I am overrun with little yellow monsters. I'm exhausted from fighting the monsters, and want to rest. But they keep coming at me. They don't tire.
I know these monsters:
The four above and,
Flour and Sugar
Stealing exercise time for work or play
Not writing down what I eat
Not writing down my exercise
Not writing down what I'm feeling
Nit-picking at rather than appreciating my new body
Not eating enough veggies
Not getting enough fiber
Not taking my vitys, fish oil, magnesium, glucosamine
Not planning my meals ahead of time
Not ensuring I have safe foods with me as I head out the door in the morning
Not protecting my pantry from foods I can't eat
Not getting enough sleep
Not measuring my food
Not asking for help
Not letting people help me
Krispy Kreme donuts
Not drinking enough water
Thinking I've got this thing licked
Forgetting to drink green tea
Focusing on weight rather than size
Forgetting my age
Forgetting to set small new goals
That's a lot of little monsters.
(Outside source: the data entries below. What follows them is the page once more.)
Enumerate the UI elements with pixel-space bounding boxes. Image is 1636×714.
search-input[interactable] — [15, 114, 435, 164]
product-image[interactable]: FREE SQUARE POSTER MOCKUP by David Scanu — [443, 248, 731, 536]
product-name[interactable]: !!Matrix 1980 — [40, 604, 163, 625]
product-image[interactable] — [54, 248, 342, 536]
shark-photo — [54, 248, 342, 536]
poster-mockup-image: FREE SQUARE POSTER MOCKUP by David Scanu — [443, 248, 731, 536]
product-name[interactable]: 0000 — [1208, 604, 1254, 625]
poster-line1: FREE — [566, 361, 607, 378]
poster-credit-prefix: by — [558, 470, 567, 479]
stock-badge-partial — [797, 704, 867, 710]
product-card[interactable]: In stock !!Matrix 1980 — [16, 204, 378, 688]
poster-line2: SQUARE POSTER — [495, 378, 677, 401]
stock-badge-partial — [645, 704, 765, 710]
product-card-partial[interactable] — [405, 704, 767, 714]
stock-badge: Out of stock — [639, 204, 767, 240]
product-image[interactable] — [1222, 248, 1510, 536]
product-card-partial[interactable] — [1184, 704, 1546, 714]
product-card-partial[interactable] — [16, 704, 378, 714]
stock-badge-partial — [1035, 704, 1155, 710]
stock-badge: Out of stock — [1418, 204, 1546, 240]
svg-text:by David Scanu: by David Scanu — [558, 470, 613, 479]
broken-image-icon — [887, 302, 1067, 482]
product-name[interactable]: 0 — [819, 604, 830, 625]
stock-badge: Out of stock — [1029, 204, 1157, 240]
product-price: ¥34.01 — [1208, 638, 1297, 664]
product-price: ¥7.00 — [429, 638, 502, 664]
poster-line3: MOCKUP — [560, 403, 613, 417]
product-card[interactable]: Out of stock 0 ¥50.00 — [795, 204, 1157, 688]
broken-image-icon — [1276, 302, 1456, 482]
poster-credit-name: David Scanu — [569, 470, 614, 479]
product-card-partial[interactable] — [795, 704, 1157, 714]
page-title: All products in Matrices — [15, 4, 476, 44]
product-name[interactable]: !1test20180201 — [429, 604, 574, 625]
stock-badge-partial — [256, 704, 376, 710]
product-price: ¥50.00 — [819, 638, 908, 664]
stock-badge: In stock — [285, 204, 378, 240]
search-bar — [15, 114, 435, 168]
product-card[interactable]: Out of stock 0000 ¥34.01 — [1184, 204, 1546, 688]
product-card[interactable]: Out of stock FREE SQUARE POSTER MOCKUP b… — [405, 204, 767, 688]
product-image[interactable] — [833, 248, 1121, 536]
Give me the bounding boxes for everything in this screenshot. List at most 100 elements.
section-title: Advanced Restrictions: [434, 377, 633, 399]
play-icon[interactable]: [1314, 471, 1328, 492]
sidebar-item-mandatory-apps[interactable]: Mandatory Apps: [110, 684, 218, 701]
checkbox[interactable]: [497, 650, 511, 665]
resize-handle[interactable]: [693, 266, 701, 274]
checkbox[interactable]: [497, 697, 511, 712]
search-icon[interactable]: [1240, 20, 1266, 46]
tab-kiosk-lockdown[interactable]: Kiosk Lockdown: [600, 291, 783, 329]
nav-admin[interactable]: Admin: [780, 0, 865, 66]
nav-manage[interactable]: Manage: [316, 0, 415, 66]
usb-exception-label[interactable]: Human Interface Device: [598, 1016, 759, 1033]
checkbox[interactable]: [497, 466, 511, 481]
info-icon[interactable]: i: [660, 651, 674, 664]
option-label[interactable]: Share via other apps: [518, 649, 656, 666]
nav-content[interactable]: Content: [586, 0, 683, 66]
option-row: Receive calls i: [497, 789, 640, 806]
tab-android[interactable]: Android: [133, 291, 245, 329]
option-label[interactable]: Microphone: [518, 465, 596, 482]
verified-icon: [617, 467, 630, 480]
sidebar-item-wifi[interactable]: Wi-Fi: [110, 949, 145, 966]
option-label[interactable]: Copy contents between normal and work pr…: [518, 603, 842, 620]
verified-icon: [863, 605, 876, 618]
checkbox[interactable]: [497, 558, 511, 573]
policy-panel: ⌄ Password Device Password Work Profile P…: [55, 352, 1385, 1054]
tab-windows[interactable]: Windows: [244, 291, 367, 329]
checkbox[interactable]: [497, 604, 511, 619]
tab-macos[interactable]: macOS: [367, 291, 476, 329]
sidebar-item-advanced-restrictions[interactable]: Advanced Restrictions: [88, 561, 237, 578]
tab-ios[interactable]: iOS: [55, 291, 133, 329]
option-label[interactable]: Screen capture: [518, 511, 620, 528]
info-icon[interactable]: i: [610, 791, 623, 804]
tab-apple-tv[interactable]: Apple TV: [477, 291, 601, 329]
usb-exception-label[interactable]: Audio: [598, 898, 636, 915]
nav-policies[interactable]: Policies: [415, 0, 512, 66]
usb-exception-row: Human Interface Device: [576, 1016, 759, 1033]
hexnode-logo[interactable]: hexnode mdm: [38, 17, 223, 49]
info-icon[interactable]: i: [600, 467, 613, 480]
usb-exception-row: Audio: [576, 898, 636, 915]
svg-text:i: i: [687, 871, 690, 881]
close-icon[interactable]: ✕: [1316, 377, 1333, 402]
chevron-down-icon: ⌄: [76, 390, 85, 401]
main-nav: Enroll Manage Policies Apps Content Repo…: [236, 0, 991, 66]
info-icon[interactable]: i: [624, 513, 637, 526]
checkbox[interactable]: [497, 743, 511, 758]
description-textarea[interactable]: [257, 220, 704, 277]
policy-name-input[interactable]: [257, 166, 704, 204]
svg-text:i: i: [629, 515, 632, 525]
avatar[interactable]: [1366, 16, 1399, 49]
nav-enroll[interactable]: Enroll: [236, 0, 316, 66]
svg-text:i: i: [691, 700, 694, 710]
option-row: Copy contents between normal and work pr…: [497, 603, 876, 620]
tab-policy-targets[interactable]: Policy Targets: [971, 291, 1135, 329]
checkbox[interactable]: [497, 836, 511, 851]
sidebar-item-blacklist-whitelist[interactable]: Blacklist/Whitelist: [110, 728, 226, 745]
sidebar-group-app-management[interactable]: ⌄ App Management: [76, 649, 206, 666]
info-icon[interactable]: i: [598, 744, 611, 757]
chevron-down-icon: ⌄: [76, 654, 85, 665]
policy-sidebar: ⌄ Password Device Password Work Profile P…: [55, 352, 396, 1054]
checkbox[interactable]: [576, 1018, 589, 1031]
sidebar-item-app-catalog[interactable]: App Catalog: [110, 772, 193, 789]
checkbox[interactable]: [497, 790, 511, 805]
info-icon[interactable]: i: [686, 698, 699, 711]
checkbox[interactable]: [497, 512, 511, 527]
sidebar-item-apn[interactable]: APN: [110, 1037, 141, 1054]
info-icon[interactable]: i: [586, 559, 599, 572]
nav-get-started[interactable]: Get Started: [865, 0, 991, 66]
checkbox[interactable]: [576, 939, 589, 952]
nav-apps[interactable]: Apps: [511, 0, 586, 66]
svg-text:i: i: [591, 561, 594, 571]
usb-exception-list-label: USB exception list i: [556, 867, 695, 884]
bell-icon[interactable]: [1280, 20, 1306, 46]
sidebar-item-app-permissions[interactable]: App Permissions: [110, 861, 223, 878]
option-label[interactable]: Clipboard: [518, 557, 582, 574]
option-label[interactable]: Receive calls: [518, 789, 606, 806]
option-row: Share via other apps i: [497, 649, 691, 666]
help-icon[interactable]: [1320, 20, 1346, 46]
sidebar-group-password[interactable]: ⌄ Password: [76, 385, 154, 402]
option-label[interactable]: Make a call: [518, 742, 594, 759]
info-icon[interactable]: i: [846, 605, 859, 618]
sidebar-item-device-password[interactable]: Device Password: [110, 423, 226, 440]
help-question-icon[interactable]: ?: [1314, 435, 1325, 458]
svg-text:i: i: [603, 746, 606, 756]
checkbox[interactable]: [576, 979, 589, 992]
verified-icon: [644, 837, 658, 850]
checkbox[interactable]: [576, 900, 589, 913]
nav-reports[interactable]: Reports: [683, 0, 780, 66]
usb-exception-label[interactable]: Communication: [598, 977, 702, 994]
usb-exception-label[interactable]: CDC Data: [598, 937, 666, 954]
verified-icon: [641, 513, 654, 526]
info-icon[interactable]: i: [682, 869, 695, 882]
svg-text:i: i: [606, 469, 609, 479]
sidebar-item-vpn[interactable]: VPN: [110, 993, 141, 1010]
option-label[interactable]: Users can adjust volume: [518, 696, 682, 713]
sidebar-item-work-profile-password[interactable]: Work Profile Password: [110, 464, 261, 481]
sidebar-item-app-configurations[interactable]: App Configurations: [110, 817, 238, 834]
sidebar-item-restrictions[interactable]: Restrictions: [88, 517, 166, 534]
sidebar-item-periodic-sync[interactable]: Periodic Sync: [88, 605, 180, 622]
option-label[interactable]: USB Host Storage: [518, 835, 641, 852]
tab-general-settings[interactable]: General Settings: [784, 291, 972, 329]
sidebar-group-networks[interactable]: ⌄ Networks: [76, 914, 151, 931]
I'm betting your list would be as long, though of course it would be a different list.
There's an old bit of wisdom that says you need to name your demons before you can fight them. Name them and know them well. I recommend you spend a little time today or this weekend with your journal, writing out what your army of monsters is made of, and thinking about what the best weapon is to use against each of them. Think of it as a game. It may help to fight some monsters online or through your favorite video game. Whatever it takes to see yourself vanquishing the monsters and getting stronger.
Ways to gather strength and skills in this game? Writing, sleep, visualizing, planning, buying good groceries on a full stomach, learning, exercising, rewarding yourself.
Okay. I'm not going to hide under the covers today, but will keep fighting the good fight.